Femmes de Visegrad (Les)

Femmes de Visegrad (Les)
Titre original:Femmes de Visegrad (Les)
Réalisateur:Jasmila Zbanic
Sortie:Cinéma
Durée:73 minutes
Date:30 avril 2014
Note:

En juillet 2011, l’Australienne Kym Vercoe part seule en vacances en Bosnie, un pays qui l’intrigue depuis longtemps. Motivée par les écrits de Ivo Andric et grâce à un guide touristique bien documenté, elle le découvre d’une façon plaisante et ludique. Elle tombe pourtant des nues quand elle apprend à son retour que la ville de Visegrad, qu’elle avait visitée, était pendant la guerre le théâtre d’atroces massacres et que dans son hôtel Vilina Vlas des centaines de femmes ont été violées et assassinées. L’hiver suivant, elle retourne en Bosnie, décidée de ne pas passer à côté cette fois de la tragédie historique, dont aucun monument ne tient compte sur place.

Critique de Tootpadu

Il n’y a rien de plus triste que de voyager seul. Partager les impressions des vacances à deux ou à plusieurs permet de compenser tant soit peu le côté désagréable du tourisme moderne, qui montre beaucoup de choses, mais qui ne les fait plus réellement vivre. L’immersion dans une culture étrangère, ainsi que sa compréhension sans idées préconçues, cela prend du temps et un esprit ouvert. Deux articles de luxe dont on ne dispose plus qu’avec parcimonie aujourd’hui. A notre humble avis, pour réellement s’imprégner du mode de vie propre à chaque culture, il faut y vivre ou au moins y accéder par le biais de personnes intégrées, qui pourront en dévoiler les secrets hors des circuits touristiques. Sinon, chaque voyage n’est qu’une nouvelle confrontation à notre propre condition de personne isolée, incapable de percer la surface de ce que constitue la vie selon les différents pays.

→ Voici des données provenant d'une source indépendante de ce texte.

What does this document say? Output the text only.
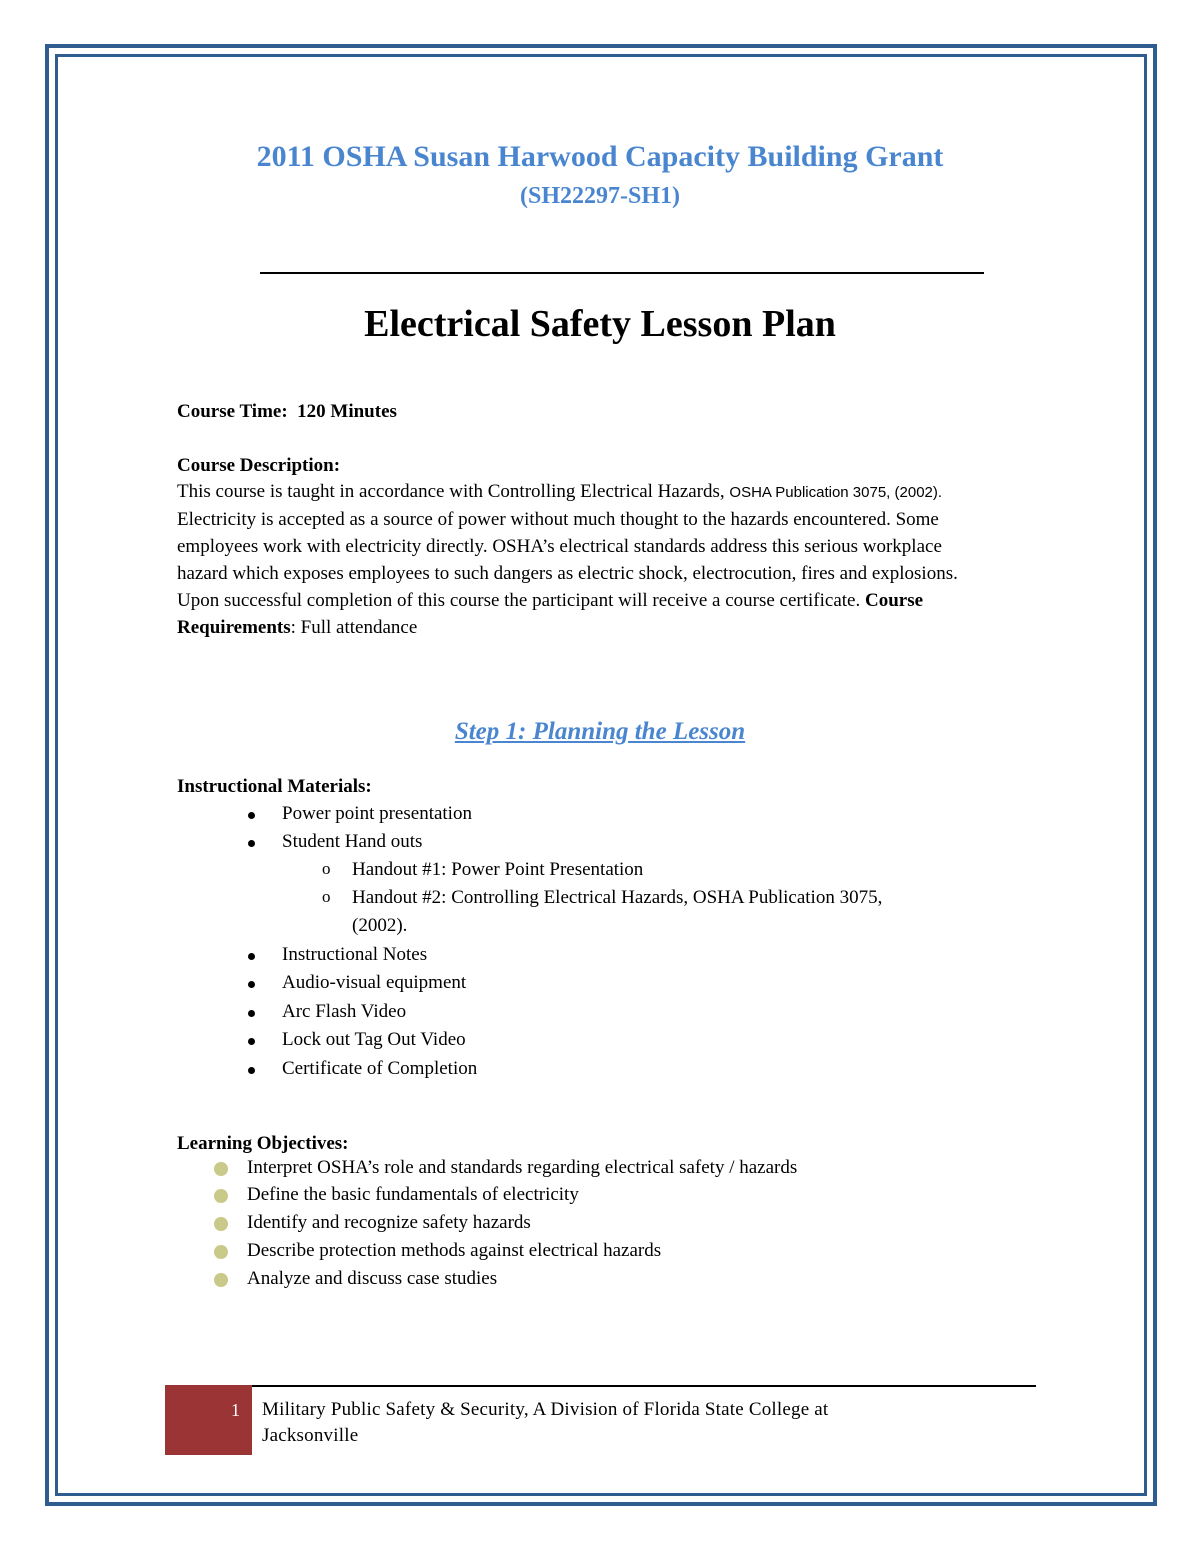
2011 OSHA Susan Harwood Capacity Building Grant
(SH22297-SH1)
Electrical Safety Lesson Plan
Course Time: 120 Minutes
Course Description:
This course is taught in accordance with Controlling Electrical Hazards, OSHA Publication 3075, (2002). Electricity is accepted as a source of power without much thought to the hazards encountered. Some employees work with electricity directly. OSHA’s electrical standards address this serious workplace hazard which exposes employees to such dangers as electric shock, electrocution, fires and explosions. Upon successful completion of this course the participant will receive a course certificate. Course Requirements: Full attendance
Step 1: Planning the Lesson
Instructional Materials:
Power point presentation
Student Hand outs
o Handout #1: Power Point Presentation
o Handout #2: Controlling Electrical Hazards, OSHA Publication 3075,
(2002).
Instructional Notes
Audio-visual equipment
Arc Flash Video
Lock out Tag Out Video
Certificate of Completion
Learning Objectives:
Interpret OSHA’s role and standards regarding electrical safety / hazards
Define the basic fundamentals of electricity
Identify and recognize safety hazards
Describe protection methods against electrical hazards
Analyze and discuss case studies
1 Military Public Safety & Security, A Division of Florida State College at
Jacksonville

Toute cette préambule en guise d’explication pourquoi le nouveau film de Jasmila Zbanic nous laisse d’emblée dubitatifs. La démarche du personnage principal des Femmes de Visegrad est certes honorable. Mais elle s’inscrit aussi dans le cadre de ces entreprises idéologiques bien intentionnées, qui défendent férocement une cause sans rapport direct avec le vécu des personnes engagées. La danseuse Kym Vercoe y joue essentiellement son propre rôle, celui d’une femme qui est la seule à mener un combat perdu d’avance contre l’oubli. Tenir compte des horreurs qu’ont subies les femmes de cette ville en apparence très banale devient pour elle comme une idée fixe, qu’elle poursuit alors que personne ne l’accompagne, physiquement ou en tant que soutien moral, dans cette croisade humanitaire. La légende du redresseur de torts solitaire fonctionne comme le principal moteur d’un récit, qui ne met en perspective ce projet personnel qu’à travers l’indifférence, voire l’hostilité qu’il rencontre auprès des habitants de cette région reculée de la Bosnie.

La réflexion du film sur le devoir de mémoire est heureusement un peu plus consistante. Kym n’est pas une justicière aveuglée par la haine et une soif de vengeance illimitée. Elle ne s’attaque pas à ceux qui ont commis ces actes affreux, mais elle œuvre à la place de celles qui n’ont pas d’histoires à raconter. C’est pour elles qu’elle remue le couteau dans la plaie d’une guerre finie depuis vingt ans, mais dont le souvenir est encore trop vif pour tirer un trait définitif de réconciliation dessus. Au-delà du cadre des Balkans, la question de la bonne distance temporelle pour procéder à ce genre de retour en arrière douloureux, quoique nécessaire pour la santé mentale d’une nation, se pose alors. Car le même phénomène de commémoration difficile a lieu par exemple au Rwanda, cette autre catastrophe humanitaire des années 1990.

Aussi maladroite l’initiative de ce film nous paraisse-t-elle, d’un point de vue formel, il reste d’une sobriété appréciable, sans le moindre retour en arrière grandiloquent. La réalisatrice réussit au contraire quelques plans d’une tristesse poétique, renforcée surtout par les paysages hivernaux. C’est à ces moments-là qu’elle exprime avec une grande pudeur la tragédie d’une guerre prompte à oublier ses victimes, tandis que le dispositif global du film s’apparente davantage à une mission humanitaire impuissante.